It was the night before an exam, and a dental student emailed Glenn Canares, DDS, MSD, a common occurrence among students and instructors at the University of Maryland School of Dentistry (UMSOD). But it was the content of the email that was uncommon.
“She shares with me that she’s listening to my lecture on children with special health care needs. And she’s in tears,” said Canares, clinical assistant professor and director of UMSOD’s Advanced Specialty Education Program, Division of Pediatric Dentistry, and an advocate for the role of kindness in teaching.
The writer was Rachel Chang, DDS ’23, then a third-year student who told Canares that his showing deep respect for people like her brother, who has Down syndrome, was a first for her in academia. The lecture had conveyed the value that Canares places on making personal connections — with patients, students, and colleagues.
Hers were happy tears.
“I was moved,” recalled Canares, who spoke about their interactions during a recent speech. “And it could have ended with just that.”
Instead, he wrote a thoughtful reply that Chang received after the exam and still keeps on her phone nearly two years later.
“He reciprocated in such a kind and generous way,” she said. “Clinicians talk about different diseases, different conditions, and it becomes a list. But for him, he focused on the person, the story behind it. And that’s why I felt so connected to him.”
Canares became her mentor, providing resources in what he called a spirit of openness. “It’s that openness, not necessarily saying, ‘You need to do pediatric dentistry,’ but showing what we do, who we are, what we do as a specialty. That’s what kind of led her there,” he said.
Transforming Student’s Life
Chang, 26, chose pediatric dentistry and decided to stay at the University of Maryland, Baltimore (UMB) for her postdoctoral education. In July, she began her dental school residency. And in September, Canares spoke at the UMB Faculty Convocation, describing “a spark of kindness that would transform Rachel’s life.”
He exhorted colleagues to make compassionate behavior a routine. “Because when we practice kindness, it creates belonging,” he said. “And when we feel like we belong, we connect more with our work. Then we attract and retain the best people rather than being at risk to lose them. We move from being told, ‘You’re a good teacher,’ to being told, ‘You changed my life.’ ”
Canares’ teaching prowess was noted by the UMB Leaders in Education: Academy of Presidential Scholars (LEAPS) when he won a 2023 LEAPS Distinguished Educator award as outstanding preceptor.
He simultaneously strives to excel as a public speaker, saying, “It allows me to share my unique point of view to help make a positive difference in the world.”
Nice vs. Kind
In promulgating kindness, Canares makes a distinction between being nice and being kind. He defines the first as self-serving behavior intended to please others, while genuine kindness is outwardly directed.
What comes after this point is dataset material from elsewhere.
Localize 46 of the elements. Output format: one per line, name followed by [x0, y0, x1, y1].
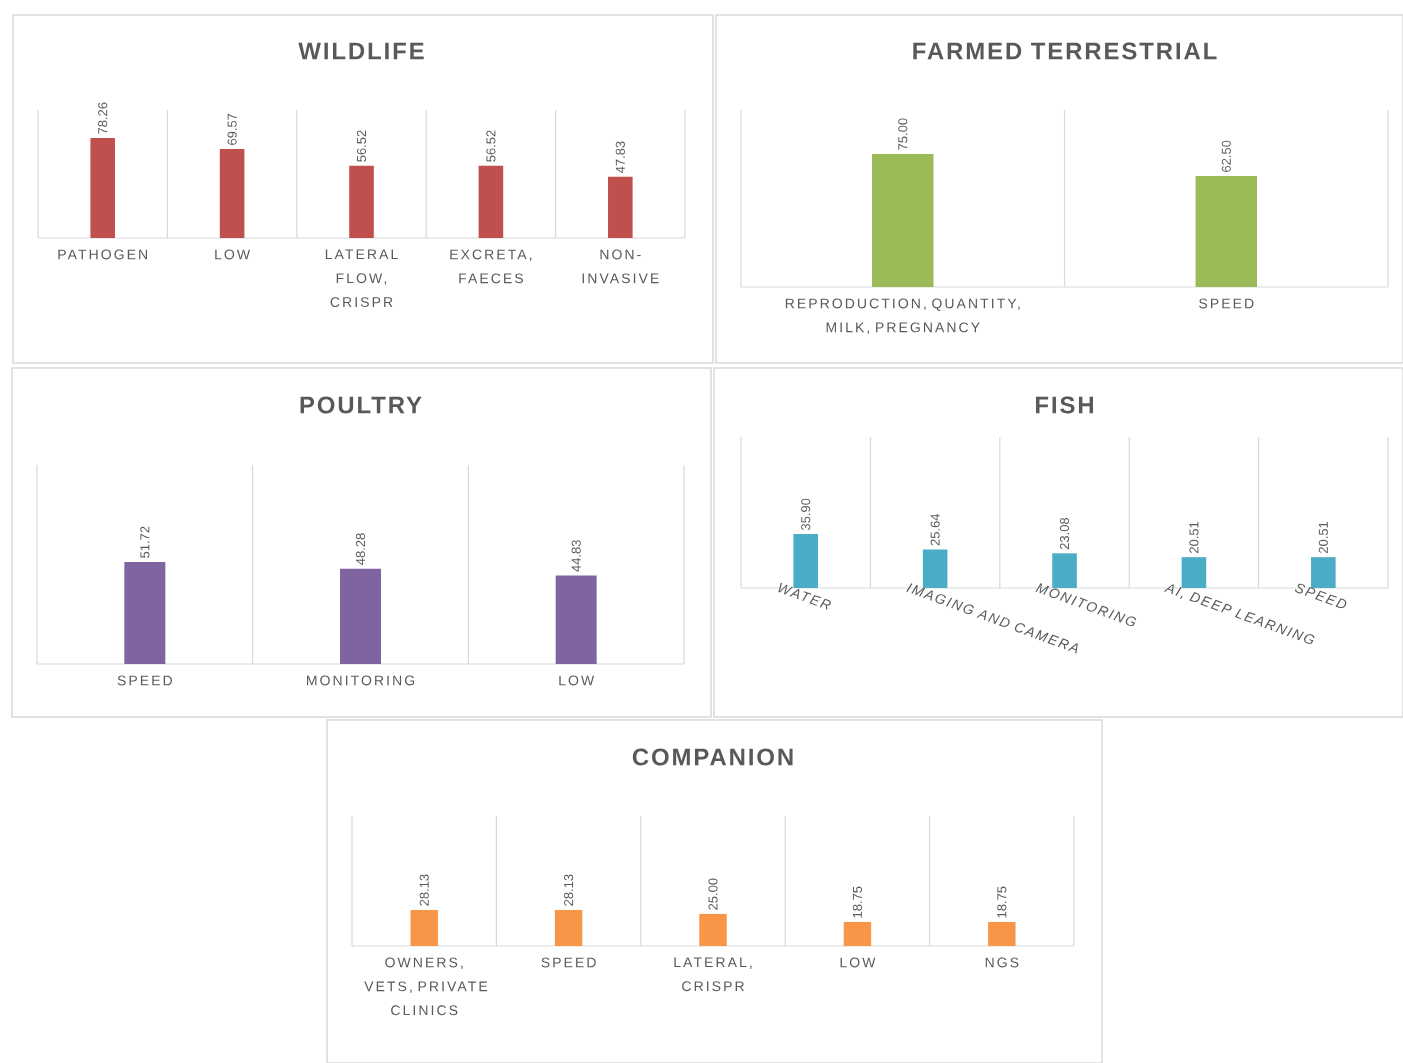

Canares, 44, was a teenager in New Jersey when he perceived the difference.
“Typically, teachers would be ‘nice’ and do the thing where everyone who tries out for a sport or in gym class gets an opportunity to play. In these moments, I felt like a charity case and didn’t belong. Mr. [Ron] DeVito was different because he showed me kindness for the first time.”
Canares had been bullied and had low self-esteem until Coach DeVito broke precedent by allowing him and other non-athletes to join the weightlifting club. “I felt a sense of belonging as long as I put the work in,” Canares said. “It was the key to developing healthy self-esteem and belief in myself. All sparked by kindness.”
One evening in 2017, Canares vowed to turn kindness into a personal quest. He’d had an angry outburst, and his wife persuaded him to stop overreacting when his daughter pouted. He began performing acts of kindness and explored its use in teaching.
That same year, Canares left private dental practice to join UMSOD’s pediatric department. He was attracted by its encouraging culture and by the University’s core values, including accountability and civility.
In 2021, UMB updated its core values. Two new ones — Respect and Integrity — evolved from accountability and civility. How to implement these? Canares suggested kind interactions when interviewed on the UMB podcast “Moving the Needle.” With faculty, share a research opportunity. With students, gauge receptiveness by asking, “Are you ready to receive feedback?” With either, connect them with a mentor.
Being mentored was pivotal for Chang. She had been uncertain about her career direction, saying, “There’s so much that goes into pediatric dentistry.” Of Canares, she said: “He was more than willing to help me every step of the way.”